La Federal Communications Commission (FCC) a décidé d’interdire l’importation de nouveaux routeurs grand public fabriqués à l’étranger, invoquant les risques croissants en matière de cybersécurité. Cette décision, annoncée lundi soir, stoppe effectivement l’entrée de tous les routeurs fabriqués à l’étranger, à moins d’être spécifiquement approuvés par les ministères de la Défense ou de la Sécurité intérieure.
Justification de l’interdiction
La justification de la FCC se concentre sur l’exploitation documentée des vulnérabilités des routeurs fabriqués à l’étranger par des groupes de piratage et des cybercriminels parrainés par l’État. Plus précisément, l’agence souligne l’activité de groupes soutenus par la Chine comme Volt Typhoon, Salt Typhoon et Flax Typhoon, qui ont compromis à plusieurs reprises des routeurs pour mener des activités d’espionnage, perturber les réseaux et faciliter la cybercriminalité.

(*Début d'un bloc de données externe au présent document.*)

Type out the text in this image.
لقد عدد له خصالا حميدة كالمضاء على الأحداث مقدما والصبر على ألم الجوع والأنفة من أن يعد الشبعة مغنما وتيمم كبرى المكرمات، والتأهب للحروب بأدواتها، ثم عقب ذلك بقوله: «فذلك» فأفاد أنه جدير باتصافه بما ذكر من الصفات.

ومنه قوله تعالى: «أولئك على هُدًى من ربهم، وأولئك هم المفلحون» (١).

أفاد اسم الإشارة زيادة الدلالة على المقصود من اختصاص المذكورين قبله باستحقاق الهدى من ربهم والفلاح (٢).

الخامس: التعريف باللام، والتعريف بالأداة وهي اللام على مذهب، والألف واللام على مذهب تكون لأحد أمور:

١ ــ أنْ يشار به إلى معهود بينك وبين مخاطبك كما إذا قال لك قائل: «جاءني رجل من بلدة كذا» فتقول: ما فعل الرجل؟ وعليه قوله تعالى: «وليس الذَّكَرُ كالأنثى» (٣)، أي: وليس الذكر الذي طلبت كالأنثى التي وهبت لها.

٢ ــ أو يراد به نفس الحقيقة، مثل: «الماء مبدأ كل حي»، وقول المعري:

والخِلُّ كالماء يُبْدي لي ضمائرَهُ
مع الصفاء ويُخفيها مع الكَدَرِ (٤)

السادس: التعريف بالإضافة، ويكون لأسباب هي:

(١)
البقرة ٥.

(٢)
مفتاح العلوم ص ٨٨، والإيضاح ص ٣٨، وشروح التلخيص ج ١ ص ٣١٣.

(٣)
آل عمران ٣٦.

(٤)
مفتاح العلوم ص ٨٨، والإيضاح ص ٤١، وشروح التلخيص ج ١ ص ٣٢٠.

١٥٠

La Chine domine actuellement environ 60 % du marché des routeurs grand public, ce qui signifie que l’interdiction pourrait avoir un impact significatif sur les chaînes d’approvisionnement. La FCC affirme que l’autorisation de ces appareils aux États-Unis pose un « risque inacceptable » pour la sécurité nationale, compte tenu de leur utilisation potentielle à des fins de surveillance et d’attaques malveillantes.
Comment les routeurs sont exploités
Les routeurs sont des cibles attrayantes pour les pirates car ils offrent un accès approfondi aux réseaux domestiques et professionnels. Une fois compromis, les routeurs peuvent être utilisés pour :
- Vol de données : Extraction d’informations sensibles des appareils connectés.
- Perturbation du réseau : Lancement d’attaques par déni de service distribué (DDoS) pour submerger les serveurs.
- Surveillance : Surveillance du trafic réseau pour la collecte de renseignements.
- Recrutement de botnets : Transformation de routeurs piratés en drones pour des cyberopérations à grande échelle.
En particulier, des routeurs fabriqués aux États-Unis et à l’étranger ont été ciblés dans le passé. Des groupes comme Flax Typhoon ont déjà détourné plus de 126 000 appareils aux États-Unis, quelle que soit leur origine. Même Cisco, une grande entreprise américaine de réseaux, a vu des vulnérabilités exploitées par des groupes comme Salt Typhoon.
Des questions demeurent
La FCC n’a pas encore fourni de preuves prouvant que les routeurs fabriqués aux États-Unis sont intrinsèquement plus sécurisés. Cela soulève des questions sur l’efficacité pratique de l’interdiction. Si des vulnérabilités existent chez tous les fabricants, la simple restriction des importations ne résoudra peut-être pas le problème sous-jacent. La réponse de l’agence sur ce point reste floue.
Conclusion
L’interdiction par la FCC des routeurs fabriqués à l’étranger représente une étape spectaculaire pour protéger les réseaux américains contre les cybermenaces. Cependant, son efficacité dépend de la capacité des fabricants nationaux à remédier à des vulnérabilités similaires et de la capacité de l’agence à appliquer l’interdiction sans créer de perturbations indues dans la chaîne d’approvisionnement. Cette décision souligne l’urgence croissante des problèmes de cybersécurité dans un monde où les routeurs constituent des points d’entrée clés pour les acteurs malveillants.